How to authenticate with a bearer token in wget

Bearer tokens let wget talk to protected APIs without putting a reusable password on every request. That is the normal pattern for OAuth-style access tokens, short-lived service tokens, and other delegated auth flows where the token already exists before the download or API call starts.

In wget, bearer auth is simply an Authorization header in the form Bearer <token>. The core mechanics are small: keep the token in a variable or restricted config file, send it with --header, and confirm that the endpoint returns the expected payload instead of a 401 Unauthorized or 403 Forbidden response.

Tokens are secrets for as long as they remain valid. Avoid printing them to shared terminals, avoid saving verbose debug logs that include the header, and clear them from the shell when the request is finished or when the server starts rejecting an expired token.

Related: How to authenticate with an API key in wget
Related: How to send custom headers with wget

Steps to authenticate with a bearer token in wget:

  1. Load the token into the current shell from a restricted file or secret source. 
    $ ACCESS_TOKEN="$(tr -d '\n' < ~/.config/wget/bearer.token)"
$ printf 'Loaded %s-byte token\n' "${#ACCESS_TOKEN}"
Loaded 14-byte token

    Reading from a private file or secret source is safer than pasting production tokens directly into shell history.

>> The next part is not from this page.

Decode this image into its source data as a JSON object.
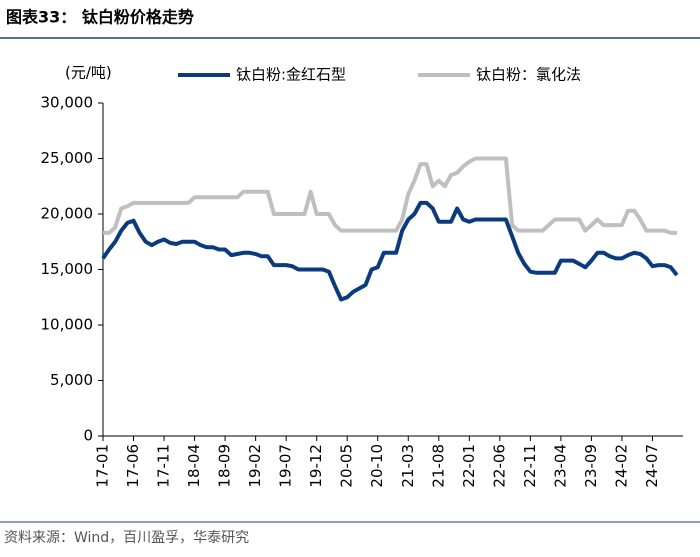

  2. Send the token in the Authorization header and confirm that the protected endpoint accepts it. 
    $ wget -S -O - \
  --header="Authorization: Bearer ${ACCESS_TOKEN}" \
  https://httpbin.org/bearer 2>&1 | sed -n '1,18p'
--2026-03-27 07:00:11--  https://httpbin.org/bearer
Resolving httpbin.org (httpbin.org)... 44.221.213.41, 54.172.102.128, 32.194.43.65, ...
Connecting to httpbin.org (httpbin.org)|44.221.213.41|:443... connected.
HTTP request sent, awaiting response...
  HTTP/1.1 200 OK
  Date: Thu, 26 Mar 2026 23:00:12 GMT
  Content-Type: application/json
  Content-Length: 58
Length: 58 [application/json]
Saving to: 'STDOUT'
{
  "authenticated": true,
  "token": "test-token-123"
}

    A normal 200 OK plus an authenticated response body confirms that the bearer header format is correct for the target endpoint.

  3. Verify the exact header value separately when the protected endpoint returns an unexpected application error. 
    $ wget -qO- \
  --header="Authorization: Bearer ${ACCESS_TOKEN}" \
  https://httpbin.org/headers | jq -r '.headers.Authorization'
Bearer test-token-123

    A header echo check isolates header formatting problems before deeper API debugging starts.

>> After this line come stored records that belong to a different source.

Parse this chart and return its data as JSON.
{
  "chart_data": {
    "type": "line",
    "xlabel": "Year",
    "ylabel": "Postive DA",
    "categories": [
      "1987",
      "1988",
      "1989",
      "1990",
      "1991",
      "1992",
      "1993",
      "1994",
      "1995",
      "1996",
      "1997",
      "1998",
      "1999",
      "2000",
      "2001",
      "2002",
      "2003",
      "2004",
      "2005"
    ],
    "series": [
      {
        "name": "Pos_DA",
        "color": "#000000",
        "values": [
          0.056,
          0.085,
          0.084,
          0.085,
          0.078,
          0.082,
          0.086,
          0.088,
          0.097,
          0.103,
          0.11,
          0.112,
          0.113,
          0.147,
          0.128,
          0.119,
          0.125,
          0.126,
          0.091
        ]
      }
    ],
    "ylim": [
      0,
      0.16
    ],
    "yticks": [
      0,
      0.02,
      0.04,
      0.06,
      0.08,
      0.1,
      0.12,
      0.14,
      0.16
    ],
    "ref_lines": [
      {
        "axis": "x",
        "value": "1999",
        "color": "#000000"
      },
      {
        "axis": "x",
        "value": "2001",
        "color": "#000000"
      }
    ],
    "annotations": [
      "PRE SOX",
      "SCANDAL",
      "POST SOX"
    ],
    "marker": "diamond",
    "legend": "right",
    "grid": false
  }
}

  4. Store the header in a restricted config file only when repeated invocations need the same token. 
    $ mkdir -p ~/.config/wget
$ printf '%s\n' \
  'header = Authorization: Bearer demo-token-from-config' \
  > ~/.config/wget/bearer.conf
$ chmod 600 ~/.config/wget/bearer.conf
$ wget -qO- --config=~/.config/wget/bearer.conf \
  https://httpbin.org/headers | jq -r '.headers.Authorization'
Bearer demo-token-from-config

    A token saved in a config file becomes persistent local state, so file permissions and cleanup matter as much as the request syntax.

  5. Unset the token after the request or batch completes. 
    $ unset ACCESS_TOKEN
$ printf '%s\n' "${ACCESS_TOKEN:-}"

    Clearing the variable reduces accidental reuse in later commands, but any token already copied into logs or config files must be cleaned up separately.